Luana subiu no palco e pegou o microfone. Sua voz tremia, mas ela a forçou a ser firme.

"Por favor, não deem ouvidos a ele", disse ela, com lágrimas falsas nos olhos. "João e eu terminamos recentemente. Ele não está lidando bem com isso. Ele está... doente. Só quer atenção."

A multidão, que por um segundo esteve do meu lado, agora se virou contra mim. Murmúrios de pena e desprezo se espalharam pelo galpão. Eu não era mais um alerta, era um obstáculo para os sonhos deles.

"Tirem ele daqui!", gritou alguém do fundo.

O brutamontes que me trouxe e mais dois "associados" de Ricardo vieram em minha direção. Eu não resisti. Não havia mais nada que eu pudesse fazer. Enquanto eles me arrastavam para fora, passando por fileiras de rostos que me olhavam com raiva e pena, eu senti um desespero profundo. Eu tentei. Eu realmente tentei.

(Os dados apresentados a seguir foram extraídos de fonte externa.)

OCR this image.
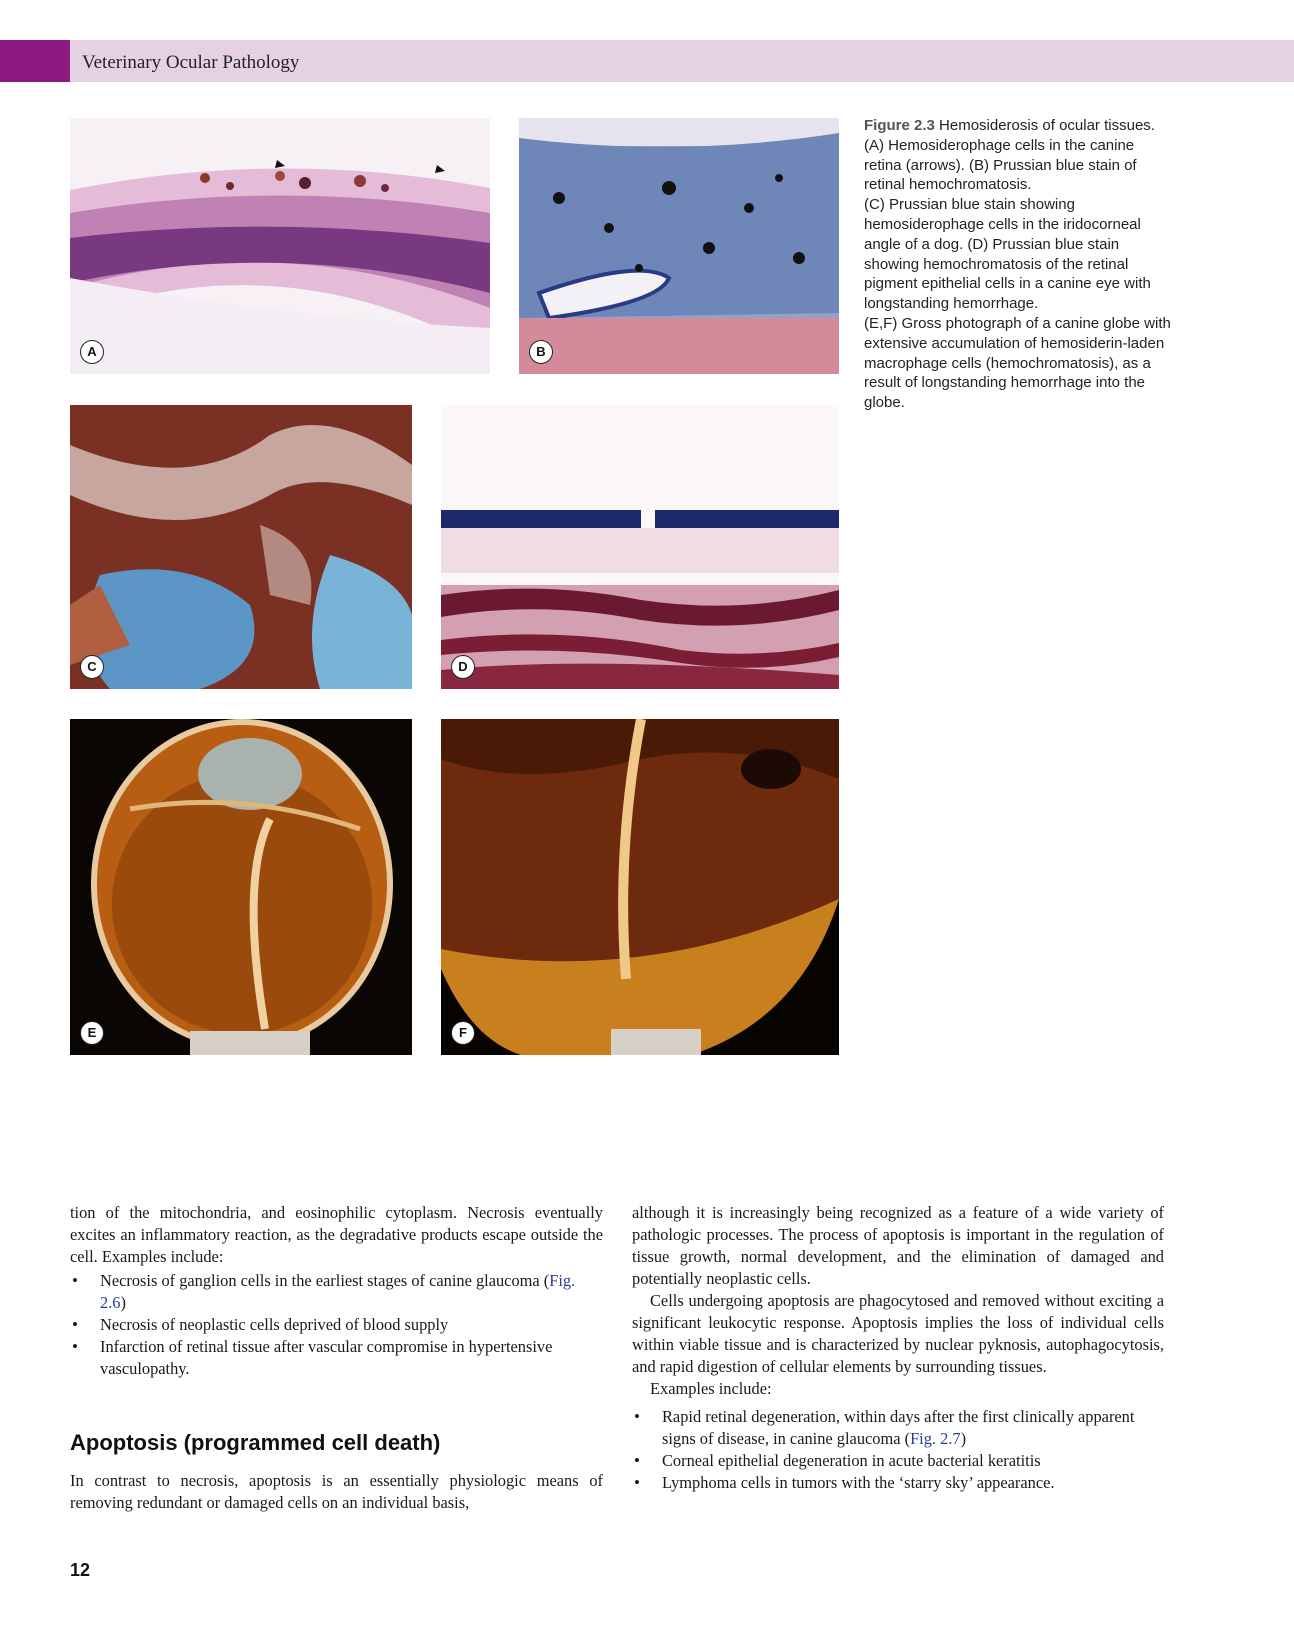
Veterinary Ocular Pathology
A	B
C	D
E	F
Figure 2.3 Hemosiderosis of ocular tissues. (A) Hemosiderophage cells in the canine retina (arrows). (B) Prussian blue stain of retinal hemochromatosis.
(C) Prussian blue stain showing hemosiderophage cells in the iridocorneal angle of a dog. (D) Prussian blue stain showing hemochromatosis of the retinal pigment epithelial cells in a canine eye with longstanding hemorrhage.
(E,F) Gross photograph of a canine globe with extensive accumulation of hemosiderin-laden macrophage cells (hemochromatosis), as a result of longstanding hemorrhage into the globe.

tion of the mitochondria, and eosinophilic cytoplasm. Necrosis eventually excites an inflammatory reaction, as the degradative products escape outside the cell. Examples include:

• Necrosis of ganglion cells in the earliest stages of canine glaucoma (Fig. 2.6)
• Necrosis of neoplastic cells deprived of blood supply
• Infarction of retinal tissue after vascular compromise in hypertensive vasculopathy.
Apoptosis (programmed cell death)

In contrast to necrosis, apoptosis is an essentially physiologic means of removing redundant or damaged cells on an individual basis,

although it is increasingly being recognized as a feature of a wide variety of pathologic processes. The process of apoptosis is important in the regulation of tissue growth, normal development, and the elimination of damaged and potentially neoplastic cells.

Cells undergoing apoptosis are phagocytosed and removed without exciting a significant leukocytic response. Apoptosis implies the loss of individual cells within viable tissue and is characterized by nuclear pyknosis, autophagocytosis, and rapid digestion of cellular elements by surrounding tissues.

Examples include:

• Rapid retinal degeneration, within days after the first clinically apparent signs of disease, in canine glaucoma (Fig. 2.7)
• Corneal epithelial degeneration in acute bacterial keratitis
• Lymphoma cells in tumors with the ‘starry sky’ appearance.
12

Mas você não pode salvar pessoas que não querem ser salvas.

Eles me levaram para uma pequena sala nos fundos, um depósito empoeirado, e me jogaram lá dentro.

"Fique aqui e esfrie a cabeça", disse Pedro, sua voz fria e desprovida de qualquer emoção. "Quando você decidir parar de ser um idiota, talvez a gente te deixe sair."

A porta de metal bateu e a tranca girou. Eu estava sozinho na escuridão, ouvindo os aplausos e os gritos de comemoração do lado de fora. O som de pessoas entregando suas economias, seus futuros, para um mentiroso carismático. O som da história se repetindo.